The characters on the sign must be between 48 to 60 inches off the floor. Text height is between 5/8 to two inches. In the case of pictograms, there aren`t any height requirements. As a general rule, a minimum of four to four and a half inches is a good place to start.
All signs (except for reflective parking and other traffic signs) must have non-glare backgrounds and characters. Glare and reflection are a major problem for persons with vision impairments, and particularly for the elderly.
All signs that contain visual characters must have a high dark to light (or vice versa) contrast between characters and their background. The important issue is not color, but lightness and darkness: a sign with very light gray letters on a charcoal gray background would be acceptable, but a sign with red letters on a black background would not.
All signs must have "easy to read" typefaces. There are different rules for signs that identify rooms and spaces, versus signs that direct and inform. This is because persons who are "functionally blind" (have no usable vision) are able to locate doors, and therefore can locate signs adjacent to doors that identify them; but have no consistent way to find directional and information signs that could be located anywhere along corridors.
Directional and informational signs can use upper and lower case letters (recommended by many experts for visual readability) and "simple" serif typefaces of a non-decorative nature. Condensed or extended typefaces are not allowed. Strokes are of medium weight, not too bold or too thin. The size of the letters is dictated by the distance of the sign from the expected position of the sign reader. Character size on these signs is to be determined by a chart in the 2010 ADA Standards for Accessible Design that uses a combination of the height of the text above the floor and the distance the reader has to stand from the sign.
ADA signs that identify rooms and spaces are to be located adjacent to the door they identify so they can be located by persons who are functionally blind. For the most part, one sign is used by both tactile and visual readers, so there are compromises to assist tactile readers. However, it is possible to use two separate signs with the same information.
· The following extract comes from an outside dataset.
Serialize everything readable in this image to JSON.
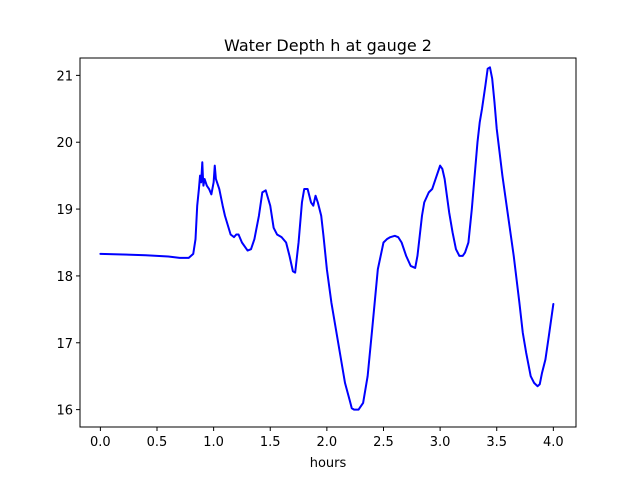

Tactile signs require uppercase characters in sans-serif typefaces with specific requirements related to the stroke and height ratios of a fonts "O" and "I". The characters must be between 5/8 inch and 2 inches high based the height of the fonts "I". Braille must be directly below the raised characters and must be Contracted Braille (formerly called Grade 2 Braille).[4]
Tactile signs must be installed 48 inches minimum from the baseline of the lowest raised character and 60 [4]inches maximum from the baseline of the highest raised character. (Although the definition of "character" doesn`t include Braille cells, the Access Board has stated that the 48 inch rule applies to the base of the lowest line of Braille cells.)
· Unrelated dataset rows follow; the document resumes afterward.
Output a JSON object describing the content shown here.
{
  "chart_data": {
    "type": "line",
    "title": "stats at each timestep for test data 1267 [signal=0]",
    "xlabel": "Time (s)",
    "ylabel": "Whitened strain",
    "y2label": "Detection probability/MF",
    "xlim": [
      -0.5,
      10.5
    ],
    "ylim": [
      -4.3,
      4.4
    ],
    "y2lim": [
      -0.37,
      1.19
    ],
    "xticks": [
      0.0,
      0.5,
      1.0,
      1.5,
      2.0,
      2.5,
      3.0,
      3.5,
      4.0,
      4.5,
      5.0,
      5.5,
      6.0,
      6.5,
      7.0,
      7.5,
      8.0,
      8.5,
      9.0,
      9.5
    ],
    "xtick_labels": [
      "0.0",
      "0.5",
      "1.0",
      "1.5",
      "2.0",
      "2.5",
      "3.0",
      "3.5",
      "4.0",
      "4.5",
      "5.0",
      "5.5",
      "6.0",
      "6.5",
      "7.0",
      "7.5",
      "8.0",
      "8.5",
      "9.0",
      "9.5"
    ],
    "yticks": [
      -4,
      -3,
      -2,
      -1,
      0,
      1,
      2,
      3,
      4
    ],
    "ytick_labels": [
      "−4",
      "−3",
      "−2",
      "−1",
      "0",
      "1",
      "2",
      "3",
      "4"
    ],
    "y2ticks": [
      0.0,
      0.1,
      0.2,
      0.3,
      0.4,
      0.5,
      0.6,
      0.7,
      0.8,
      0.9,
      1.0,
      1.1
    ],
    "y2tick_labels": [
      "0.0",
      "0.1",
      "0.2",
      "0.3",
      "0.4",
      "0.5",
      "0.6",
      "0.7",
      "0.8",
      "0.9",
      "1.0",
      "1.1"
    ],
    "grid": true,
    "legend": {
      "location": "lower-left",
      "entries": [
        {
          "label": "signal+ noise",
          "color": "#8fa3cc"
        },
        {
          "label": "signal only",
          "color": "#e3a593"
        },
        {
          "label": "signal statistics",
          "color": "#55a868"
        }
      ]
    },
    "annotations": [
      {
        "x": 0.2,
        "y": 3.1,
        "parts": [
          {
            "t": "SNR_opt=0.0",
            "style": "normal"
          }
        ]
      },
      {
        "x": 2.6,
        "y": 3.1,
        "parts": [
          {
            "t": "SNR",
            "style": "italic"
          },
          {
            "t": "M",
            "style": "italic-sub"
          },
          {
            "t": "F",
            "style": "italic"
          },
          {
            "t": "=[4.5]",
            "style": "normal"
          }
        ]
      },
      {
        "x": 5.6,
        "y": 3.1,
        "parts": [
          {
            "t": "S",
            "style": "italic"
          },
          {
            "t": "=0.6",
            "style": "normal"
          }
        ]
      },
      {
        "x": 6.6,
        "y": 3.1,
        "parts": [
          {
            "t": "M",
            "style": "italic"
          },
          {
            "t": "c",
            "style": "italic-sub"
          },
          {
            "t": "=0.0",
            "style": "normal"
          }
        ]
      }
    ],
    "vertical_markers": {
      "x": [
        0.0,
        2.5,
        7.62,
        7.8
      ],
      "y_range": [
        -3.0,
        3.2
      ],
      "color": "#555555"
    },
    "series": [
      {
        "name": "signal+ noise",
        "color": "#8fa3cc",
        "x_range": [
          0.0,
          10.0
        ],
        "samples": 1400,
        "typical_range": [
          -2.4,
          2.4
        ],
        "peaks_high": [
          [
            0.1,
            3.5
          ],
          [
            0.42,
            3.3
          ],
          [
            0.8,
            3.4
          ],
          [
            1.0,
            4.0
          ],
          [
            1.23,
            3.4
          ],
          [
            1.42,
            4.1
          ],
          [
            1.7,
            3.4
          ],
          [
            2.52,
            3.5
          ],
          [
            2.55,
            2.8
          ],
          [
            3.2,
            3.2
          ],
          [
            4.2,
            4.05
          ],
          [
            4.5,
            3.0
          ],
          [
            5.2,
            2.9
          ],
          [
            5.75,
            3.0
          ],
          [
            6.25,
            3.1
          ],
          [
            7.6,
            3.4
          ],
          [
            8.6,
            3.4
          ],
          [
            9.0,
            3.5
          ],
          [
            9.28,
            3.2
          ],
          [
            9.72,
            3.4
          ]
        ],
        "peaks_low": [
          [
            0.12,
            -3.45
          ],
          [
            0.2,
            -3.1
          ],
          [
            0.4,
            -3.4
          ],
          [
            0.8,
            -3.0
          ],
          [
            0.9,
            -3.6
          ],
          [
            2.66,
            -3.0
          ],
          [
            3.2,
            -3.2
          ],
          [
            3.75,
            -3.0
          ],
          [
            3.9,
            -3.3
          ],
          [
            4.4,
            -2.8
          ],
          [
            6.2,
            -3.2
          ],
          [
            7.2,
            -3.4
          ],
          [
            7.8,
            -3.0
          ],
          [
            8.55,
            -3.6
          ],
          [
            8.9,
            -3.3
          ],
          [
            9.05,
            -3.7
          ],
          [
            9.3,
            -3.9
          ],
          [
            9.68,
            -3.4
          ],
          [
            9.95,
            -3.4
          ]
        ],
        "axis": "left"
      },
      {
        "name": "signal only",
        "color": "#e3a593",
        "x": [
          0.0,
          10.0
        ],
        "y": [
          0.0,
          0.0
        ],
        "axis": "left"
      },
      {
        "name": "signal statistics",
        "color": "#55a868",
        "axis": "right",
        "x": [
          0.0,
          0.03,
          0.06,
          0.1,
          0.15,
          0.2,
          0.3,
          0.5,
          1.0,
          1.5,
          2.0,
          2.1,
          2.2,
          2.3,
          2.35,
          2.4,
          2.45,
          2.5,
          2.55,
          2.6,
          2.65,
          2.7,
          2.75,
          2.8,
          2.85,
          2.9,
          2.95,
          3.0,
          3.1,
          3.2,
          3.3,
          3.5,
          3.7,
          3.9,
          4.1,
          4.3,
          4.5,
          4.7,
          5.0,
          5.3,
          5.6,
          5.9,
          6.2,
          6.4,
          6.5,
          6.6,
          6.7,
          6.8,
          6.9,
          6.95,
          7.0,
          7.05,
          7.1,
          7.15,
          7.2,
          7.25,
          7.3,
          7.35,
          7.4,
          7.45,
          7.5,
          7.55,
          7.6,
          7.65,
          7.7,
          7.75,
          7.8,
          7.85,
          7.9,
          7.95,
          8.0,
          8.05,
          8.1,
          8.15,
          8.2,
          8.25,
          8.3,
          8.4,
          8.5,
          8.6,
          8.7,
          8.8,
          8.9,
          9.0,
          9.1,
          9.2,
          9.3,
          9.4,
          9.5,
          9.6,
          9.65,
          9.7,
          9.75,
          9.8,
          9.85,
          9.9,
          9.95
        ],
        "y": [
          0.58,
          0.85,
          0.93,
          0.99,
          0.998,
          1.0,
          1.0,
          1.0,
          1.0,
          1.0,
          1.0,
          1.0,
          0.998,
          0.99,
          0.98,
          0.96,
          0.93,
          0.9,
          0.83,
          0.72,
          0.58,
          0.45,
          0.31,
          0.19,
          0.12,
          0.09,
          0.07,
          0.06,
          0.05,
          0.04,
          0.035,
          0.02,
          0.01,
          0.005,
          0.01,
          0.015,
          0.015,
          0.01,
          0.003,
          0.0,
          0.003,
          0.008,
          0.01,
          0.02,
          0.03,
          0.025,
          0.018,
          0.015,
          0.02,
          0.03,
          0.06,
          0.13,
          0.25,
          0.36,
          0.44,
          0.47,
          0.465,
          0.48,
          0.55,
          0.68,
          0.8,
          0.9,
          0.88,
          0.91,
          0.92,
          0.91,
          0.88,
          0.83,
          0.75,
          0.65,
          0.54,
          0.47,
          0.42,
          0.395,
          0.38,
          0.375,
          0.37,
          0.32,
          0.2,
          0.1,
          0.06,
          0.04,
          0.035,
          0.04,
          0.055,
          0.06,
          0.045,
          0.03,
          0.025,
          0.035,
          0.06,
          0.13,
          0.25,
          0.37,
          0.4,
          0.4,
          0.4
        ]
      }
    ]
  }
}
If pictograms are used to identify the space (for example, restroom signs with gender pictograms), they must be in a six inch high field clear of all other content and accompanied by tactile characters which correspond to the pictogram.[4]
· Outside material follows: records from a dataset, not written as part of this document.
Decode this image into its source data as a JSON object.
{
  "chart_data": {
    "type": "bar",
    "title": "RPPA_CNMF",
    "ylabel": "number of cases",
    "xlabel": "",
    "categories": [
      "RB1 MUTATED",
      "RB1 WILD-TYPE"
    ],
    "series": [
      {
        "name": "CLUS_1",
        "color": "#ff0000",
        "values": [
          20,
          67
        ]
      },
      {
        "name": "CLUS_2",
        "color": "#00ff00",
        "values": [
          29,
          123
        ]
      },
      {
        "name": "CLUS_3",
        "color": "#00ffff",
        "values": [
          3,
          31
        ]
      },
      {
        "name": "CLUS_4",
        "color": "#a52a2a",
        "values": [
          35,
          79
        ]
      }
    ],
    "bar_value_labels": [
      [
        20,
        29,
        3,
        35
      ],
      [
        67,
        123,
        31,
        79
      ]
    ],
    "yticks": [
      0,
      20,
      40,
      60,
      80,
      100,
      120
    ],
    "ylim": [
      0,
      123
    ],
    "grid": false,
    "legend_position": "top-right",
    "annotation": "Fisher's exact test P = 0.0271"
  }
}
There are four universal symbols of accessibility. One is the familiar International Symbol of Access (ISA), or "wheelchair symbol." This is used to identify accessible features such as entrances, restrooms, or pathways. Three are specifically for persons with hearing impairments: the "ear" symbol is the International Symbol of Access for Hearing Loss, and is used to show the availability of an assistive listening system. The "keyboard" symbol stands for a TTY or text telephone. The "phone" symbol with sound waves stands for the availability of a volume controlled phone.